Here is a small repro of the issue. After the loop, about 5GB of native memory is allocated.

using System.Xml.Serialization;

public class PurchaseOrder
{
    public string OrderDate;
}

public class Test
{
    public static void Main()
    {
        for (int i = 0; i < 100000; i++)
        {
            // The overrides argument is needed to trigger the memory leak
            XmlAttributeOverrides overrides = new XmlAttributeOverrides();
            XmlSerializer serializer = new XmlSerializer(typeof(PurchaseOrder), overrides);
            if (i % 100 == 0)
            {
                GC.Collect(2);
            }
        }

        Console.WriteLine("Done");
    }
}

[Bykiev]

It seems to be documented well here, isn't it?

[gverbake]

Also happens on the constructor with XmlRootAttribute overload: public XmlSerializer (Type type, System.Xml.Serialization.XmlRootAttribute? root);

https://learn.microsoft.com/en-us/dotnet/api/system.xml.serialization.xmlserializer.-ctor?view=net-8.0#system-xml-serialization-xmlserializer-ctor(system-type-system-xml-serialization-xmlrootattribute)

Also happens in 4.8

[janvorli]

Also happens on the constructor with XmlRootAttribute overload

Yes, it happens with all constructors except the XmlSerializer(Type) and XmlSerializer(Type, String).

It seems to be documented well here, isn't it?

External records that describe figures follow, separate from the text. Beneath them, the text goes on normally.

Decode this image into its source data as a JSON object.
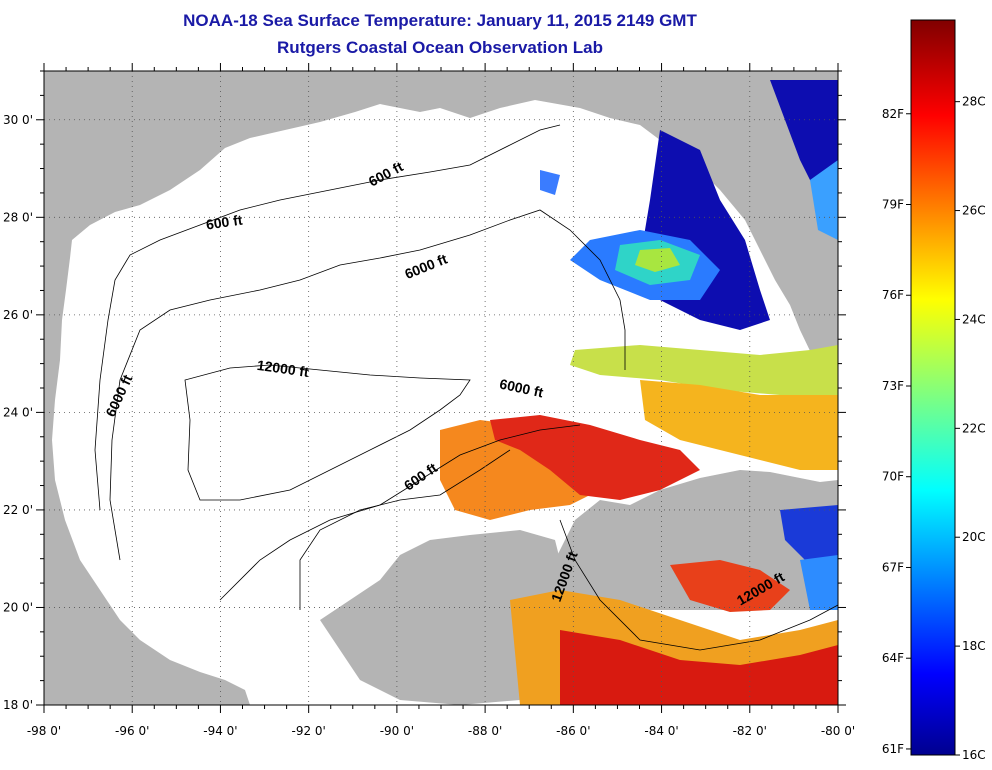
{
  "title": "NOAA-18 Sea Surface Temperature:  January 11, 2015 2149 GMT",
  "subtitle": "Rutgers Coastal Ocean Observation Lab",
  "map": {
    "lon_range": [
      -98,
      -80
    ],
    "lat_range": [
      18,
      31
    ],
    "x_ticks": [
      "-98 0'",
      "-96 0'",
      "-94 0'",
      "-92 0'",
      "-90 0'",
      "-88 0'",
      "-86 0'",
      "-84 0'",
      "-82 0'",
      "-80 0'"
    ],
    "y_ticks": [
      "18 0'",
      "20 0'",
      "22 0'",
      "24 0'",
      "26 0'",
      "28 0'",
      "30 0'"
    ],
    "grid": "dotted",
    "land_color": "#b4b4b4",
    "nodata_color": "#ffffff",
    "contour_labels": [
      {
        "text": "600 ft",
        "lon": -90.2,
        "lat": 28.8,
        "angle": -28
      },
      {
        "text": "600 ft",
        "lon": -93.9,
        "lat": 27.8,
        "angle": -8
      },
      {
        "text": "6000 ft",
        "lon": -89.3,
        "lat": 26.9,
        "angle": -22
      },
      {
        "text": "6000 ft",
        "lon": -96.2,
        "lat": 24.3,
        "angle": -65
      },
      {
        "text": "12000 ft",
        "lon": -92.6,
        "lat": 24.8,
        "angle": 8
      },
      {
        "text": "6000 ft",
        "lon": -87.2,
        "lat": 24.4,
        "angle": 12
      },
      {
        "text": "600 ft",
        "lon": -89.4,
        "lat": 22.6,
        "angle": -35
      },
      {
        "text": "12000 ft",
        "lon": -86.1,
        "lat": 20.6,
        "angle": -70
      },
      {
        "text": "12000 ft",
        "lon": -81.7,
        "lat": 20.3,
        "angle": -30
      }
    ]
  },
  "colorbar": {
    "celsius_labels": [
      "28C",
      "26C",
      "24C",
      "22C",
      "20C",
      "18C",
      "16C"
    ],
    "celsius_values": [
      28,
      26,
      24,
      22,
      20,
      18,
      16
    ],
    "fahrenheit_labels": [
      "82F",
      "79F",
      "76F",
      "73F",
      "70F",
      "67F",
      "64F",
      "61F"
    ],
    "fahrenheit_values": [
      82,
      79,
      76,
      73,
      70,
      67,
      64,
      61
    ],
    "range_c": [
      16,
      29.5
    ],
    "colormap": "jet"
  }
}
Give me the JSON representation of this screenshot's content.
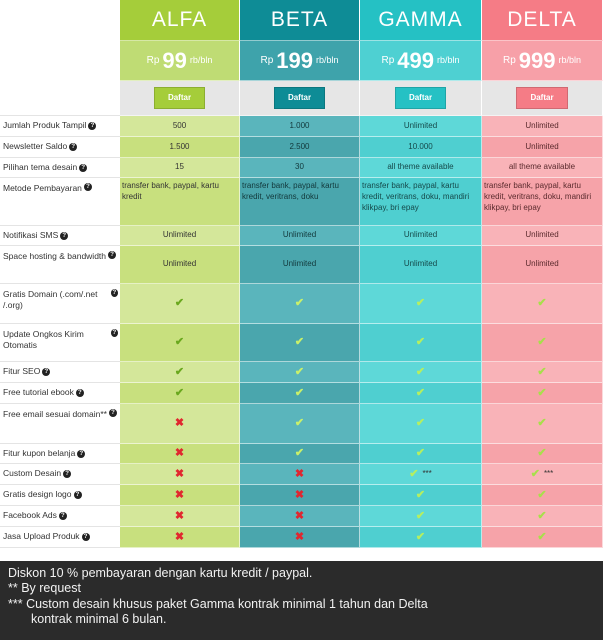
{
  "plans": [
    {
      "id": "alfa",
      "name": "ALFA",
      "currency": "Rp",
      "price": "99",
      "unit": "rb/bln",
      "button": "Daftar"
    },
    {
      "id": "beta",
      "name": "BETA",
      "currency": "Rp",
      "price": "199",
      "unit": "rb/bln",
      "button": "Daftar"
    },
    {
      "id": "gamma",
      "name": "GAMMA",
      "currency": "Rp",
      "price": "499",
      "unit": "rb/bln",
      "button": "Daftar"
    },
    {
      "id": "delta",
      "name": "DELTA",
      "currency": "Rp",
      "price": "999",
      "unit": "rb/bln",
      "button": "Daftar"
    }
  ],
  "features": [
    {
      "label": "Jumlah Produk Tampil",
      "values": [
        "500",
        "1.000",
        "Unlimited",
        "Unlimited"
      ]
    },
    {
      "label": "Newsletter Saldo",
      "values": [
        "1.500",
        "2.500",
        "10.000",
        "Unlimited"
      ]
    },
    {
      "label": "Pilihan tema desain",
      "values": [
        "15",
        "30",
        "all theme available",
        "all theme available"
      ]
    },
    {
      "label": "Metode Pembayaran",
      "values": [
        "transfer bank, paypal, kartu kredit",
        "transfer bank, paypal, kartu kredit, veritrans, doku",
        "transfer bank, paypal, kartu kredit, veritrans, doku, mandiri klikpay, bri epay",
        "transfer bank, paypal, kartu kredit, veritrans, doku, mandiri klikpay, bri epay"
      ]
    },
    {
      "label": "Notifikasi SMS",
      "values": [
        "Unlimited",
        "Unlimited",
        "Unlimited",
        "Unlimited"
      ]
    },
    {
      "label": "Space hosting & bandwidth",
      "values": [
        "Unlimited",
        "Unlimited",
        "Unlimited",
        "Unlimited"
      ]
    },
    {
      "label": "Gratis Domain (.com/.net /.org)",
      "values": [
        "check",
        "check",
        "check",
        "check"
      ]
    },
    {
      "label": "Update Ongkos Kirim Otomatis",
      "values": [
        "check",
        "check",
        "check",
        "check"
      ]
    },
    {
      "label": "Fitur SEO",
      "values": [
        "check",
        "check",
        "check",
        "check"
      ]
    },
    {
      "label": "Free tutorial ebook",
      "values": [
        "check",
        "check",
        "check",
        "check"
      ]
    },
    {
      "label": "Free email sesuai domain**",
      "values": [
        "cross",
        "check",
        "check",
        "check"
      ]
    },
    {
      "label": "Fitur kupon belanja",
      "values": [
        "cross",
        "check",
        "check",
        "check"
      ]
    },
    {
      "label": "Custom Desain",
      "values": [
        "cross",
        "cross",
        "check",
        "check"
      ],
      "suffix": [
        "",
        "",
        "***",
        "***"
      ]
    },
    {
      "label": "Gratis design logo",
      "values": [
        "cross",
        "cross",
        "check",
        "check"
      ]
    },
    {
      "label": "Facebook Ads",
      "values": [
        "cross",
        "cross",
        "check",
        "check"
      ]
    },
    {
      "label": "Jasa Upload Produk",
      "values": [
        "cross",
        "cross",
        "check",
        "check"
      ]
    }
  ],
  "footer": {
    "line1": "Diskon 10 % pembayaran dengan kartu kredit / paypal.",
    "line2": "** By request",
    "line3": "*** Custom desain khusus paket Gamma kontrak minimal 1 tahun dan Delta",
    "line4": "kontrak minimal 6 bulan."
  },
  "icons": {
    "help": "question-circle-icon",
    "check": "check-icon",
    "cross": "cross-icon"
  },
  "colors": {
    "alfa": "#a5cd3a",
    "beta": "#0e8c96",
    "gamma": "#25c1c4",
    "delta": "#f57c86"
  }
}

It is very difficult to discover that comment (you need to go from the main page for the XmlSerializer to Supplemental API remarks for XmlSerializer that's linked in the middle of the page and then go the middle of a document. I believe it should be mentioned in the main doc right before the constructors, as it is a major gotcha for people based on my helping with many native memory leaks investigations during the past year. But it would be much better if the issue itself was fixed.